What if the greengrocer were to take down his sign? He could start doing only things he believes in and saying only things he thinks, and proceed to lose his job, upset his social position, and compromise his children’s future. It would not be easy. But ultimately, he would be living within the truth, which is the only way out, for both the individual and the country. For “living within the lie can constitute the system only if it is universal… there are no terms whatsoever on which it can coexist with living within the truth, and therefore everyone who steps out of line denies it in principle and threatens it in its entirety.” The essay concludes not by calling people to specific political action, but by simply stating the imperative of a life lived truthfully.

The holiness of truth is an idea that resonates back through Czech history, to the time of Jan Hus, a Bohemian priest burned at the stake in 1415 for his efforts to bring religion closer to the people. His followers, the Hussites, played no small roll in the history of the country, and Hus is a celebrated figure in Czechoslovakia even today. He is commonly regarded as a man who died not only for God but for the primacy of truth. A well-known quote of his, that “Truth prevails over all,” became the motto of the Hussites, and then later of the fledgling nation of Czechoslovakia in 1920.3 It would echo down through the ages, becoming a slogan again in the Velvet Revolution of ’89. The accusation that the greengrocers of socialist Czechoslovakia were not living within the truth was a symbolically weighty matter, calling to mind history, homeland, and God.

“The Power of the Powerless” was widely circulated in samizdat form, and was influential for many young activists and intellectuals in Czechoslovakia and elsewhere in Eastern Europe.
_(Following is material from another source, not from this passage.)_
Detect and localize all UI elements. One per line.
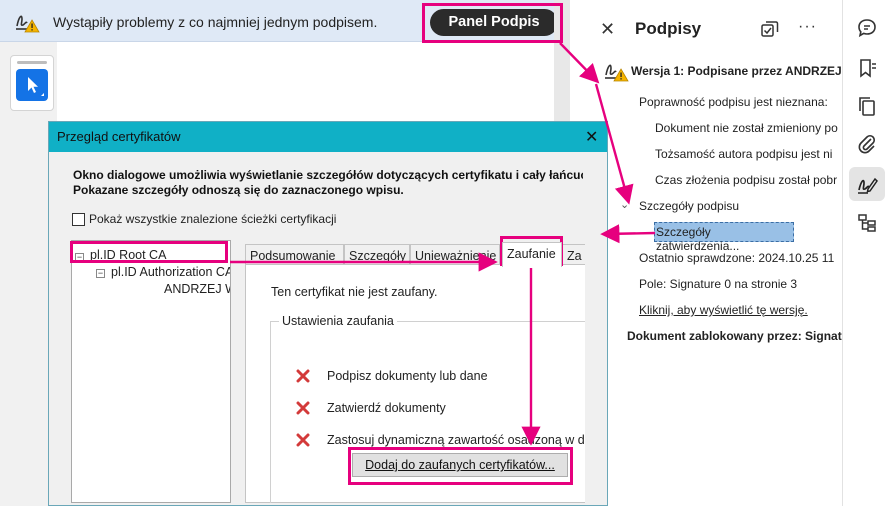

An activist from the Polish Solidarity movement, Zbygniew Bujak, later said that “this essay reached us in the Ursus factory in 1979 at a point when we felt we were at the end of the road. Reading it gave us the theoretical underpinnings for our activity. It maintained our spirits; we did not give up…”4 Havel’s greengrocer even managed to snake his way through time and space to take me by the hand one day in a college history class, and make me think a little more about what it means to be an honest person. Vaclav Havel himself went on to lead the Velvet Revolution of 1989, and become the first president of post-communist Czechoslovakia, and later of the Czech Republic.

1 Rothschild, Joseph and Nancy M. Wingfield. Return to Diversity. New York: Oxford University Press, 2000. 2 Vaclav, Havel. “The Power of the Powerless.” From Stalinism to Pluralism. Ed. Gale Stokes. New York: Oxford University Press, 1996. 168-174. 3 History Online. 1996. Radio Prague. 15 March 2005. 4 Kirkwood, Michael J. “Vaclav Havel.” Glasgow University. 21 October 1998. Published online by Britske Listy. 15 March 2005.